Security Bank president and CEO Sanjiv Vohra said the ongoing pandemic taught the banking industry the importance of ensuring business continuity and crisis management, as well as properly securing the safety and health of employees and customers.

“The current situation is unprecedented in the sense that it negatively affects both the demand and supply sides of the economy. The lockdown measures imposed by government are necessary to contain the transmission of the coronavirus, which would have severe consequences to people’s health and the economy if not controlled,” Vohra said.

Vohra said the credit outlook for the Philippines would depend on the easing of mobility and consequently opening of economic activity, the extent of additional fiscal stimulus, and uneven, inconsistent of K-shaped growth.

“What I mean by that is that the crisis induced by COVID-19 is vastly different from any recession that we have seen in the past. So, it’s not going to behave like a normal recession on the economy. Instead, we feel that it is more akin and similar to a war economy in which some sectors will thrive, others will struggle, and some will have to reinvent themselves,” Vohra said.

Promising prospects for 2021

The BSP extended regulatory relief to the industry to enable them to grant equivalent financial relief to their borrowers, including micro, small and medium enterprises (MSMEs).

These include incentivized lending to promote financing to MSMEs and enable these enterprises to carry on with their businesses during the COVID-19 crisis, as well as hasten recovery and sustainability of their operations, during the post-crisis period as well as other policies to ensure access to formal financing channels by retail clients.
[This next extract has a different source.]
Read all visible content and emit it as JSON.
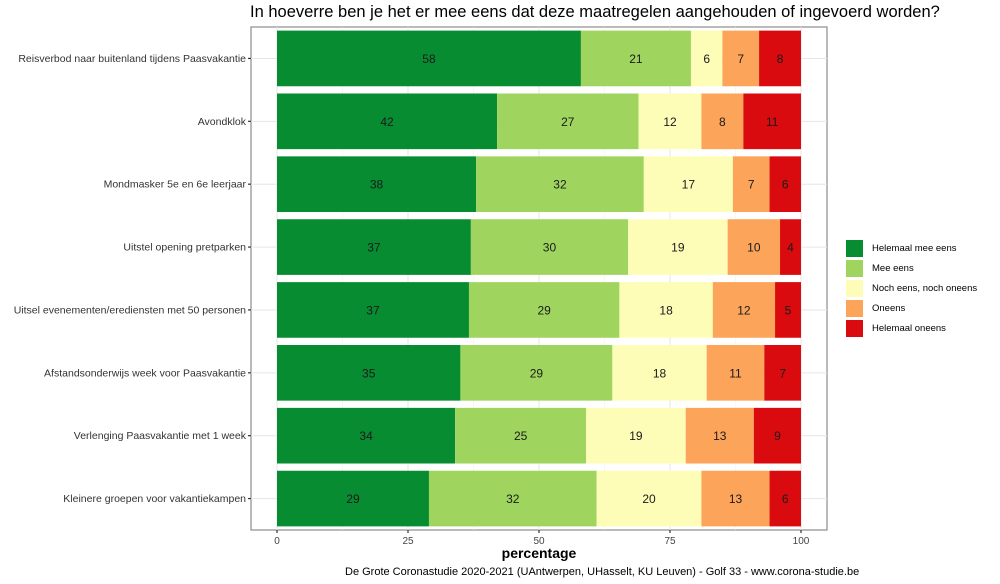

The regulator also granted operational relief measures to assist BSP- supervised financial institutions in focusing their limited resources on the delivery of financial services to financial consumers and supported domestic liquidity and extend cheaper financing to borrowers.

Vohra said more promising prospects in commercial lending in industries of fast moving consumer goods, healthcare, and non-mall based electronics retails are seen next year after an unprecedented 2020.

“Our generation has witnessed a second black swan event in a decade. A very rare occurrence and we hope it is the last,” Vohra said.

For his part, Tan also expects things to normalize in the banking sector next year.

“Things should normalize for the banking industry on the assumption that the health issue is addressed by early 2021, with the availability of a vaccine or therapeutics,” Tan said.

Tan said the earnings of Philippine banks may recover in two years as provisioning normalizes and banks benefit from the expected economic rebound.

Bankers are expecting a more bumpy road ahead, but expect the industry to survive the COVID-19 pandemic as the country is in a better position versus the previous shocks.